If your carrier non-renews, you face a choice: let coverage lapse and pay a higher rate when you reinstate, or buy a non-owner SR-22 policy to maintain continuous coverage during the 30-day suspension and transition to a standard policy with vehicle coverage when your restricted license is granted. Non-owner policies cost $40–$75 per month and satisfy the SR-22 requirement without insuring a specific vehicle. This prevents a coverage gap that would trigger an additional suspension for failure to maintain required insurance.
The reinstatement process after the 30-day suspension requires proof of SR-22 filing on file with Idaho Transportation Department before you can apply for a restricted license. If you waited until day 30 to request SR-22 filing, your carrier submits it electronically but ITD processing adds 1–3 business days before it shows in their system. Plan SR-22 filing for day 25–28 of your suspension so it posts before your restricted license eligibility date.
Idaho SR-22 Filing Period
3 years
Idaho requires SR-22 filing for three years from the date of conviction, not the date you file. If you delay filing by six months, you still owe three years from conviction—the clock does not restart. Any lapse in coverage during the three-year period triggers suspension and restarts the SR-22 requirement from the lapse date.
Idaho Code § 18-8005
When Shopping Actually Saves Money
Shopping carriers before you file SR-22 saves the most money in two scenarios: you're under 30 and currently insured with a standard-tier carrier, or you're over 50 and your current carrier quoted above $270 per month. Drivers under 30 almost always pay less with a non-standard carrier because standard carriers apply the steepest surcharges to young high-risk drivers. Drivers over 50 often find Progressive or Geico competitive because these carriers price age and DUI risk more favorably than pure non-standard carriers.
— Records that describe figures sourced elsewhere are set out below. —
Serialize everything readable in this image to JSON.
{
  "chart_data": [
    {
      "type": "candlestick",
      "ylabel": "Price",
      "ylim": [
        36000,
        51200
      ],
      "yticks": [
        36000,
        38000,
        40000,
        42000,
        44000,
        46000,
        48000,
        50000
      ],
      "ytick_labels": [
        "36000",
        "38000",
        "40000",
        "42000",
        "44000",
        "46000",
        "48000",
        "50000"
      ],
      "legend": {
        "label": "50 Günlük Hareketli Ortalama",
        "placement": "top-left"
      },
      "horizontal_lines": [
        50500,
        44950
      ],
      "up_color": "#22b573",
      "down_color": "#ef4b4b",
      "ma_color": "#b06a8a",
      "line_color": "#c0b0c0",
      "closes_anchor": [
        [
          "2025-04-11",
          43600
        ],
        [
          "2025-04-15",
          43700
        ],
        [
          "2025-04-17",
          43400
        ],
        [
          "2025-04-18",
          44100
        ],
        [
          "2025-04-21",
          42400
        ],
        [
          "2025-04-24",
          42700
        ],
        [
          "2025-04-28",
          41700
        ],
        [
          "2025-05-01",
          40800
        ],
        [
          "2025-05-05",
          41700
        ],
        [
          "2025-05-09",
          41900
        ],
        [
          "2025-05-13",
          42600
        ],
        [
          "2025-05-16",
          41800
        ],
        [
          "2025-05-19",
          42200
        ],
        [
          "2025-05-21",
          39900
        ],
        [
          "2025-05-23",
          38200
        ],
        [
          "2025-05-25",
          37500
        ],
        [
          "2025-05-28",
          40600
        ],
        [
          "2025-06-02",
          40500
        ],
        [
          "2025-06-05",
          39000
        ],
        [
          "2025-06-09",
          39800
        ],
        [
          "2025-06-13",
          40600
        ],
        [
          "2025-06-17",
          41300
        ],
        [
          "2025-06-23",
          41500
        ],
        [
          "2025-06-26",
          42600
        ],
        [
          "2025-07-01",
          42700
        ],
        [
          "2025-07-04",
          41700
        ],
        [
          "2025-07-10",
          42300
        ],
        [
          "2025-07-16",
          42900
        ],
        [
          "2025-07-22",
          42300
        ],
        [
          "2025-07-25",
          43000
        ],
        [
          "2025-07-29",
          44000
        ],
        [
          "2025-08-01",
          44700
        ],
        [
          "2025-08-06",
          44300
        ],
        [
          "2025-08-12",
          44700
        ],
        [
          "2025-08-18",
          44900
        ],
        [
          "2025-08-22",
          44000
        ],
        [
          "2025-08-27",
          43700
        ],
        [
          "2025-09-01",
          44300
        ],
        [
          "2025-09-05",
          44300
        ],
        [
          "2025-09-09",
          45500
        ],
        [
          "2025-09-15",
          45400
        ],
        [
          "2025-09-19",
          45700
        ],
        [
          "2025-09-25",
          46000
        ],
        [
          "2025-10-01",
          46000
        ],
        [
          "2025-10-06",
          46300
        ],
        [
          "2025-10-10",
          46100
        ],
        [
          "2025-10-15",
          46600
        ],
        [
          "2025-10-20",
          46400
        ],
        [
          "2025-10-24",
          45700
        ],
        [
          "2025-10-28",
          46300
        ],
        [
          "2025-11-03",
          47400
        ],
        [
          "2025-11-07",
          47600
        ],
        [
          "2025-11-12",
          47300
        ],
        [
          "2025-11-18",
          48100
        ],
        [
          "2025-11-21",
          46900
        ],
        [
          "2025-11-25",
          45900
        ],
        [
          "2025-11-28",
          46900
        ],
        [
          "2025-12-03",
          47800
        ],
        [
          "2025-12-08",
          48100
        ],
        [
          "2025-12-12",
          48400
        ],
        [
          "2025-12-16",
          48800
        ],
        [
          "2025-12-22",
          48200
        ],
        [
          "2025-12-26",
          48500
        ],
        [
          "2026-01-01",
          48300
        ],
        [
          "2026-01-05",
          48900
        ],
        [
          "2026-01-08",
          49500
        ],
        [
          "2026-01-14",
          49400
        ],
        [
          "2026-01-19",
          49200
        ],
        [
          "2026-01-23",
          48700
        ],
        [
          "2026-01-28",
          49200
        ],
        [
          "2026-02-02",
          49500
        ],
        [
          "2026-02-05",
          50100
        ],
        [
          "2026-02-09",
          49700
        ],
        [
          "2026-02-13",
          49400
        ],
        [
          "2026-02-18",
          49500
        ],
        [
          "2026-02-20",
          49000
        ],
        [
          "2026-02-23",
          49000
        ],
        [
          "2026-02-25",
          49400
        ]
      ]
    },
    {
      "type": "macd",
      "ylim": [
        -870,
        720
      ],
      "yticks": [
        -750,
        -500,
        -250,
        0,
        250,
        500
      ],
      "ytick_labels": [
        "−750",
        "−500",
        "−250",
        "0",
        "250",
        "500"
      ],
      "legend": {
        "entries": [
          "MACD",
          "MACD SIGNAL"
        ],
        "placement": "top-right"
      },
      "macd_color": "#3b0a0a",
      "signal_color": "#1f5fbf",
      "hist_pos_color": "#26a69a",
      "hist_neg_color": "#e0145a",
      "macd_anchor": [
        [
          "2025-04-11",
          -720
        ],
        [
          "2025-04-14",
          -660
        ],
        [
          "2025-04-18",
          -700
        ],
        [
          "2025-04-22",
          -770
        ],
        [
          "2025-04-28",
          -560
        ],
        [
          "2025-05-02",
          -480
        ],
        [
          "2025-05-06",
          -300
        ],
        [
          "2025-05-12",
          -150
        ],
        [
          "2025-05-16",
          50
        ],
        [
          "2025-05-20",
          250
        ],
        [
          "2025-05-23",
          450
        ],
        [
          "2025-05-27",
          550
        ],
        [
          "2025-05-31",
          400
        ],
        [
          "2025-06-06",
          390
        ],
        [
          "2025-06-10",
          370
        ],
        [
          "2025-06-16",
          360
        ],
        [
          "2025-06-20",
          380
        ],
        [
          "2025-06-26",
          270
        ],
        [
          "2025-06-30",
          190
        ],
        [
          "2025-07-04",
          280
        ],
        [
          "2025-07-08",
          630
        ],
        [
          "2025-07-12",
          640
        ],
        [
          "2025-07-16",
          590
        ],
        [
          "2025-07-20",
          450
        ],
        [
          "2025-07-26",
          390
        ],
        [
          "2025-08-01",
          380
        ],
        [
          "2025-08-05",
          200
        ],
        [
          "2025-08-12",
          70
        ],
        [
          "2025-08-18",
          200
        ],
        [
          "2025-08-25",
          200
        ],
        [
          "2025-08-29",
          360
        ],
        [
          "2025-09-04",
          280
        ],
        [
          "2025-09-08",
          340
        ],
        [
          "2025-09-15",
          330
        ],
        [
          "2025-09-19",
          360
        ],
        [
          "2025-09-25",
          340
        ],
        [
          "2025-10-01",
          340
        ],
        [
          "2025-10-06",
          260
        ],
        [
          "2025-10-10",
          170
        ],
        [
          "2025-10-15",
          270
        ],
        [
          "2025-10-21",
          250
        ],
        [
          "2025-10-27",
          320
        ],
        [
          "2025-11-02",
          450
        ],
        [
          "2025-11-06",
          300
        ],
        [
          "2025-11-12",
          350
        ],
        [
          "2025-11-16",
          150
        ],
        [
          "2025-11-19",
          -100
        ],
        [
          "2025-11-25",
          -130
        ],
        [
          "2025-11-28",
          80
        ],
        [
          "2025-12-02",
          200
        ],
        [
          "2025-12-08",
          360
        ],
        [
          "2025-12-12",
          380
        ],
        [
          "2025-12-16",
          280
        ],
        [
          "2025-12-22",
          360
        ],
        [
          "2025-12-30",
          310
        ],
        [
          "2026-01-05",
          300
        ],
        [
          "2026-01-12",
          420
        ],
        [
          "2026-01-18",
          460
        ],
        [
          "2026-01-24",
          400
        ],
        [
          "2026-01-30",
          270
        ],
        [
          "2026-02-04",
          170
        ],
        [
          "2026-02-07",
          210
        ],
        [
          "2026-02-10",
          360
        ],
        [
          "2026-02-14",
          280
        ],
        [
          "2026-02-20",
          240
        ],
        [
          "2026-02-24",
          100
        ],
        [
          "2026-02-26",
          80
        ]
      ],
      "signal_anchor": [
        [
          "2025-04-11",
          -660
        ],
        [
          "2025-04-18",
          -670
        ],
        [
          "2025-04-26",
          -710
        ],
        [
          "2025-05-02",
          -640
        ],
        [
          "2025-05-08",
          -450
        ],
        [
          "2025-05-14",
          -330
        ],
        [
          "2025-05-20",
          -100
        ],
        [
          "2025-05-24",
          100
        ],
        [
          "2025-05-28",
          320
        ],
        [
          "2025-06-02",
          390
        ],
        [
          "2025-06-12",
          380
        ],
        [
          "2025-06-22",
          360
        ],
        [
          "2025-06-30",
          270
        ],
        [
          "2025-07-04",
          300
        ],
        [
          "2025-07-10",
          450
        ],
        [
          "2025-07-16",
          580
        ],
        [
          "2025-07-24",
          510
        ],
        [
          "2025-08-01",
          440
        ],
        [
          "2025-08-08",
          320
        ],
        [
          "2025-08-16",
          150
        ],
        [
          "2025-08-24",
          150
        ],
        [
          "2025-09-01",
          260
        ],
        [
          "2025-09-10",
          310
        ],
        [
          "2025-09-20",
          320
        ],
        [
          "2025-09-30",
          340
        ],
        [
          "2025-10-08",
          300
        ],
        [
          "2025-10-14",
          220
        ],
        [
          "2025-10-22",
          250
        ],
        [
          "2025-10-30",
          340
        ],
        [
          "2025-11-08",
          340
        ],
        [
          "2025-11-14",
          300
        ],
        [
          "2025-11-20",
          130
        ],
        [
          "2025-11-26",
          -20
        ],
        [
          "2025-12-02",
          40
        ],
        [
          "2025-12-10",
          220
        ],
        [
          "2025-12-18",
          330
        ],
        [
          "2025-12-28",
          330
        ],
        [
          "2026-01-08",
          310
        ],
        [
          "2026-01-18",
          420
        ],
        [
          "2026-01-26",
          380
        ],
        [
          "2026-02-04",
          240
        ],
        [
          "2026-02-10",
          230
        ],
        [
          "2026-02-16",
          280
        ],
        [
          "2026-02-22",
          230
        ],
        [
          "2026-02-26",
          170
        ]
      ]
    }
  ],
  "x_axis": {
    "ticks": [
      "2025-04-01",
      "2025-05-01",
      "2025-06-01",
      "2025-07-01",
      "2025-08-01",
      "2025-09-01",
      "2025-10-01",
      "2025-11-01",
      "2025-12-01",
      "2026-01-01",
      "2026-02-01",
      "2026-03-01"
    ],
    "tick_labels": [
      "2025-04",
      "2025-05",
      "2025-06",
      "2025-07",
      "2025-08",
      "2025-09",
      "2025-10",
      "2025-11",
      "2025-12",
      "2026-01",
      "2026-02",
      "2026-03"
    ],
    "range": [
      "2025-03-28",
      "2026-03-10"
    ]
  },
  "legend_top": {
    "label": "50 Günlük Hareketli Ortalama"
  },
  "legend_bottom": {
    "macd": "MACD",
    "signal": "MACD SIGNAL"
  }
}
Once you file SR-22 with a carrier, switching requires the new carrier to file a new SR-22 and the old carrier to file an SR-26 cancellation notice with Idaho Transportation Department. The gap between cancellation and new filing—even if it's the same day—can trigger an administrative suspension if ITD processes the SR-26 before the new SR-22 posts. To avoid this, coordinate the switch: have the new carrier file SR-22 first, confirm it posted with ITD (call 208-334-8000 and verify), then cancel the old policy. Never cancel first.
What You Do Right Now
Request quotes from at least three carriers before filing SR-22: one non-standard specialist (Bristol West, Dairyland, or GAINSCO), one mid-tier carrier (Progressive or Geico), and your current carrier if they haven't non-renewed you. Tell each carrier you need SR-22 filing for a first-offense DUI in Idaho with a conviction date you provide. Ask for the monthly premium including the SR-22 fee, the total due at binding, and whether they require payment in full or offer monthly installments.
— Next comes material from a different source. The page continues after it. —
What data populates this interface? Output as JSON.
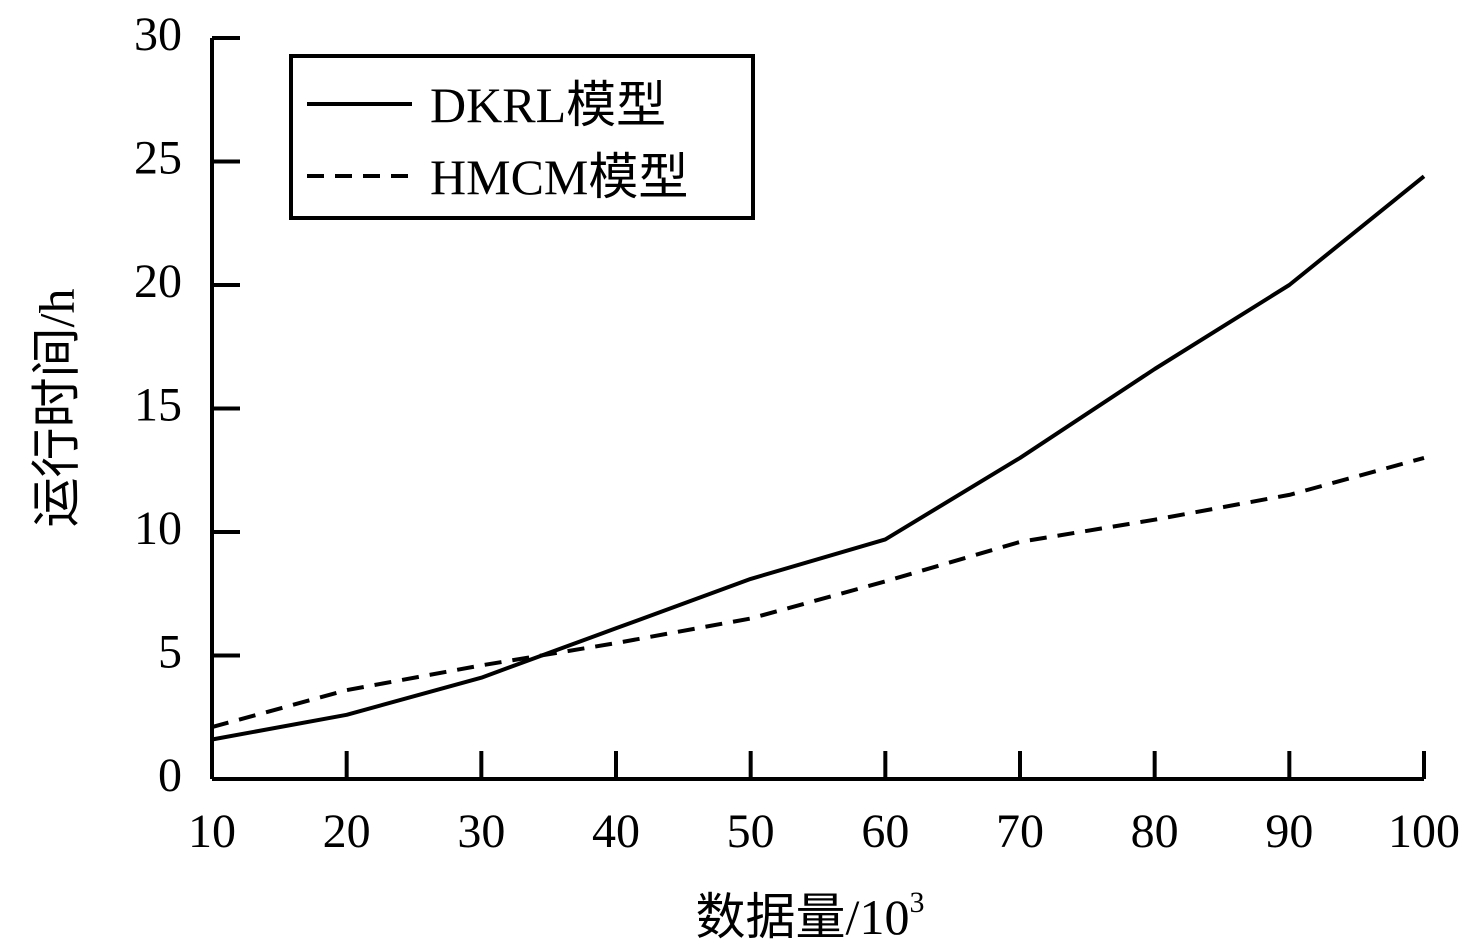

Compare the quotes on monthly cost, not six-month premium, because your budget during reinstatement is month-to-month. Choose the lowest monthly rate that offers electronic SR-22 filing (all major carriers do; some small independents still file by mail, adding 5–10 days). Bind coverage, pay the initial premium, and confirm with the carrier that they filed SR-22 electronically with Idaho Transportation Department. Save the SR-22 certificate they send you—you'll need it for your restricted license application and reinstatement after the three-year period ends.